Laboratory of Immunophysiology, Biophysics Institute Carlos Chagas Filho, Federal University of Rio de Janeiro, Rio de Janeiro, Brazil.
Curr Opin Pharmacol. 2019 Aug;47:53-58. doi: 10.1016/j.coph.2019.02.005. Epub 2019 Mar 20.

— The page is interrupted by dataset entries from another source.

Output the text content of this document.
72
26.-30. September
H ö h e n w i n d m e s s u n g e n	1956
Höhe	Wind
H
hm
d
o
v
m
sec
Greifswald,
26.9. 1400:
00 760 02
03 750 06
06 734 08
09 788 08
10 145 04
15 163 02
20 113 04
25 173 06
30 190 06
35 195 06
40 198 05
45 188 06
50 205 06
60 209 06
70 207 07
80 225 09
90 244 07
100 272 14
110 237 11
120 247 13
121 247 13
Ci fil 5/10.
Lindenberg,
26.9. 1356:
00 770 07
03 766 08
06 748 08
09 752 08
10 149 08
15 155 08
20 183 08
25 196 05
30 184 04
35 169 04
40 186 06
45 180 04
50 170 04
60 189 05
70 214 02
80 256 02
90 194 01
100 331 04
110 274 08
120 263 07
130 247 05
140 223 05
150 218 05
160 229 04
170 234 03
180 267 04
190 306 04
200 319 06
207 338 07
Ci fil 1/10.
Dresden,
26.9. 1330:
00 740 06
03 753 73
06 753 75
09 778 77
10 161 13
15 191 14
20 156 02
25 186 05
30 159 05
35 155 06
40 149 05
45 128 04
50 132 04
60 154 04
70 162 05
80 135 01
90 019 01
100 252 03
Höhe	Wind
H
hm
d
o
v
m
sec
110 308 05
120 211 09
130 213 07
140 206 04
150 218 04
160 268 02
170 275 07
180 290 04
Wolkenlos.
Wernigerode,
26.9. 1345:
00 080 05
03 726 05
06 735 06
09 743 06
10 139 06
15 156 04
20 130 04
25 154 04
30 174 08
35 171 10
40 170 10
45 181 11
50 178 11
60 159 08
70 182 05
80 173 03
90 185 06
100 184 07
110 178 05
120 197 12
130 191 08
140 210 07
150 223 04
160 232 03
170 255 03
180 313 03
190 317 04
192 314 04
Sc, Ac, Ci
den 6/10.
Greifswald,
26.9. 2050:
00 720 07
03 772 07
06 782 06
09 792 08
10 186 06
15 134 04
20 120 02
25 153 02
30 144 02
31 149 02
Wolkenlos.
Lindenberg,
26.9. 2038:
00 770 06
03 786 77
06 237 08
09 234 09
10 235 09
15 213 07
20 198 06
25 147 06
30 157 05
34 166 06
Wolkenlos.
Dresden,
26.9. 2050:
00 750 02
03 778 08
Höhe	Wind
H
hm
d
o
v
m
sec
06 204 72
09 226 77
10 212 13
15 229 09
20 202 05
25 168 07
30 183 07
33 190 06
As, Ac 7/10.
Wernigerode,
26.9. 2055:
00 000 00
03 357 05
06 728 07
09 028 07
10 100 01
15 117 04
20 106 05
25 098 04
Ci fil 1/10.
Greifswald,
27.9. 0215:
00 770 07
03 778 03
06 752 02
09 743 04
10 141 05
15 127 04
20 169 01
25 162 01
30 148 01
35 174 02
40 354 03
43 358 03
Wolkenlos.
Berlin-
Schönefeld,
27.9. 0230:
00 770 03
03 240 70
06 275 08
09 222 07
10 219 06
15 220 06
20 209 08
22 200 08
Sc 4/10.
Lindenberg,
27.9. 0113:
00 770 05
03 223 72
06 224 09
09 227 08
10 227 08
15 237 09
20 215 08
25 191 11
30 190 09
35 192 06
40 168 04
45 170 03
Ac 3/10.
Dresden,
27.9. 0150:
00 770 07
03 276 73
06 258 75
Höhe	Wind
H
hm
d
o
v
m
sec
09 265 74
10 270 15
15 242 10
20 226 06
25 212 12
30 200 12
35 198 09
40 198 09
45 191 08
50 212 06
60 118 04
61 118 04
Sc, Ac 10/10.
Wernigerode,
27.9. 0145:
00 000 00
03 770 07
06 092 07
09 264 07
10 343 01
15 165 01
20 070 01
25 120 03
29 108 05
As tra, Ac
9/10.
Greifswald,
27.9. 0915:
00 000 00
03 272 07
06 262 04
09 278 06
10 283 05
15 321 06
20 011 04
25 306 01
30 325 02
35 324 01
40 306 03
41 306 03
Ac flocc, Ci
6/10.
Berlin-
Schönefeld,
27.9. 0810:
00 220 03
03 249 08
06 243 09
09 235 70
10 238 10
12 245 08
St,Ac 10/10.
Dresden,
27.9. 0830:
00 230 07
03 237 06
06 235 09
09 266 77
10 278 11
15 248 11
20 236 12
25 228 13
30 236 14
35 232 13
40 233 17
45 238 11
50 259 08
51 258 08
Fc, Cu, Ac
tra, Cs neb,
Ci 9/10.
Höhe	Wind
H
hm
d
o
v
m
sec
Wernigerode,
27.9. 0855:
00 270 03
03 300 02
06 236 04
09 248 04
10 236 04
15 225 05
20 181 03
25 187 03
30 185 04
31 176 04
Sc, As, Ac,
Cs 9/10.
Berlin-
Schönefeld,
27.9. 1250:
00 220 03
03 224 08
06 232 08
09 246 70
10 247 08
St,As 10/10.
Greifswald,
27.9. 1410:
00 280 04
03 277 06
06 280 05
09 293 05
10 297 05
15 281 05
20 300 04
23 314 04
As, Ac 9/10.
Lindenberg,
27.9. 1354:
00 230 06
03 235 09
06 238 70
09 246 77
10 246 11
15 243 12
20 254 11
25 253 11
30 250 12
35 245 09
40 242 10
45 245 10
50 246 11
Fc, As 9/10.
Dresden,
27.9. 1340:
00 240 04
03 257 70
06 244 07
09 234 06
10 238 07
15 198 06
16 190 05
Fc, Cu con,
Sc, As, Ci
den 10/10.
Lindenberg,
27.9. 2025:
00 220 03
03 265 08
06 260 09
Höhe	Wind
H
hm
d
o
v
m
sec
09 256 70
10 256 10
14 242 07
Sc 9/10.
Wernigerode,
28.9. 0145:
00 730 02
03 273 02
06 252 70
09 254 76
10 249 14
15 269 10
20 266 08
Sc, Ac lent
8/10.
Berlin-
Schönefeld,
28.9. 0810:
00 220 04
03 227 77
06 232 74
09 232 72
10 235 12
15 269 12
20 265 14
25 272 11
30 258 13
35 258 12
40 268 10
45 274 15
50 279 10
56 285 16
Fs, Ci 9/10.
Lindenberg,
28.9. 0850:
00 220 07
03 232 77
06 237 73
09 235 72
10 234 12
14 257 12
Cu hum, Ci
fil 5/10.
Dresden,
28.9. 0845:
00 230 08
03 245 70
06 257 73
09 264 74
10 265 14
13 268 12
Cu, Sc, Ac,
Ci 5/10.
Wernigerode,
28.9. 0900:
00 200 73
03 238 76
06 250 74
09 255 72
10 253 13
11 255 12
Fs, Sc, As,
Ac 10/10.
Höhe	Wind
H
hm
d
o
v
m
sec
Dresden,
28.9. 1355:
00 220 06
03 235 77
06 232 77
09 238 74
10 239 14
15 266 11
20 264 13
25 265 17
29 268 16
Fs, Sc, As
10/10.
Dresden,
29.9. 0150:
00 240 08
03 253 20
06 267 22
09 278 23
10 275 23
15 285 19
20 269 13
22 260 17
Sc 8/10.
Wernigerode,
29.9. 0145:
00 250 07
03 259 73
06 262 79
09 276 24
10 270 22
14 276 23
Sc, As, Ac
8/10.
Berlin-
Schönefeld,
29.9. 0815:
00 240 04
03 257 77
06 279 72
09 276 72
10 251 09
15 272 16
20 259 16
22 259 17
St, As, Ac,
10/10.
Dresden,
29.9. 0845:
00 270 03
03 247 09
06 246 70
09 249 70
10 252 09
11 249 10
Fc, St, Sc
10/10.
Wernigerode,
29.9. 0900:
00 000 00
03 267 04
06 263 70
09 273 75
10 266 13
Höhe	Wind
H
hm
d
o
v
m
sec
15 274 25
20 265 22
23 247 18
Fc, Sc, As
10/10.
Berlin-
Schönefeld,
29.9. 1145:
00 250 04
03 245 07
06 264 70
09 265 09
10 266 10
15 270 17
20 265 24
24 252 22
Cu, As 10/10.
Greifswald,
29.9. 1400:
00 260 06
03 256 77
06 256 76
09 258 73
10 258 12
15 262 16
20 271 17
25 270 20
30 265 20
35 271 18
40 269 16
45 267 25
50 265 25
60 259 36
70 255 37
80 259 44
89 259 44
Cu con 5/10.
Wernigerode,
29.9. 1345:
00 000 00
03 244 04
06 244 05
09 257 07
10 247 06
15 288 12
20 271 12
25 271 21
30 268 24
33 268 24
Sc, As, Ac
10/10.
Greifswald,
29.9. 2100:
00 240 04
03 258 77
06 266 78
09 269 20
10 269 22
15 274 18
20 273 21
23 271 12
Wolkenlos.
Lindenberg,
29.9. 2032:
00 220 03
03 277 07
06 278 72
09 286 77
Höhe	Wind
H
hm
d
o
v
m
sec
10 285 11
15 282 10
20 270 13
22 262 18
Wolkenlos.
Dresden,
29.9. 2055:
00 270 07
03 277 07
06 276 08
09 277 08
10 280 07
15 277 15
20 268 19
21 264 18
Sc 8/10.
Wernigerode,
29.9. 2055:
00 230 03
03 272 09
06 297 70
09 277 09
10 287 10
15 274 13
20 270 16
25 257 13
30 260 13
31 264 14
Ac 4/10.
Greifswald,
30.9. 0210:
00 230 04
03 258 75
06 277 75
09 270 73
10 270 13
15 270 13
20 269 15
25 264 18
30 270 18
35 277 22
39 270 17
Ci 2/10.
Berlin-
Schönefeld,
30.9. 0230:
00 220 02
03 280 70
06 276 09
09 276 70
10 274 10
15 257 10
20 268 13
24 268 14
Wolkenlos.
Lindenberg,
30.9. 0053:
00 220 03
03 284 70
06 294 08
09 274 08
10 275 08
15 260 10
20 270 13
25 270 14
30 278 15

Adenosine triphosphate (ATP) is released from host cells during parasite infections and acts as a danger signal in the extracellular space by activating plasma membrane purinergic type 2 receptors-P2 receptors. The activation of these receptors has been described as a crucial step in immune cell activation, inflammation and parasite control. The P2X7 receptor is most involved in the activation of host microbicidal mechanisms, including production of reactive oxygen and nitrogen species, phagolysosomal fusion, acidification of parasitophorous vacuoles and release of cytokines and chemokines. The P2X7 receptor also modulates adaptive immune responses in various infectious diseases. Here, we discuss key points from the recent literature regarding P2X7 receptor activation during intracellular parasite infections.
三磷酸腺苷(ATP)在寄生虫感染过程中从宿主细胞中释放出来,并通过激活质膜嘌呤能 2 型受体(P2 受体)在细胞外空间中充当危险信号。这些受体的激活被描述为免疫细胞激活、炎症和寄生虫控制的关键步骤。P2X7 受体最参与宿主杀菌机制的激活,包括活性氧和氮物种的产生、吞噬溶酶体融合、吞噬体空泡酸化以及细胞因子和趋化因子的释放。P2X7 受体还调节各种感染性疾病中的适应性免疫反应。在这里,我们讨论了最近文献中关于细胞内寄生虫感染过程中 P2X7 受体激活的要点。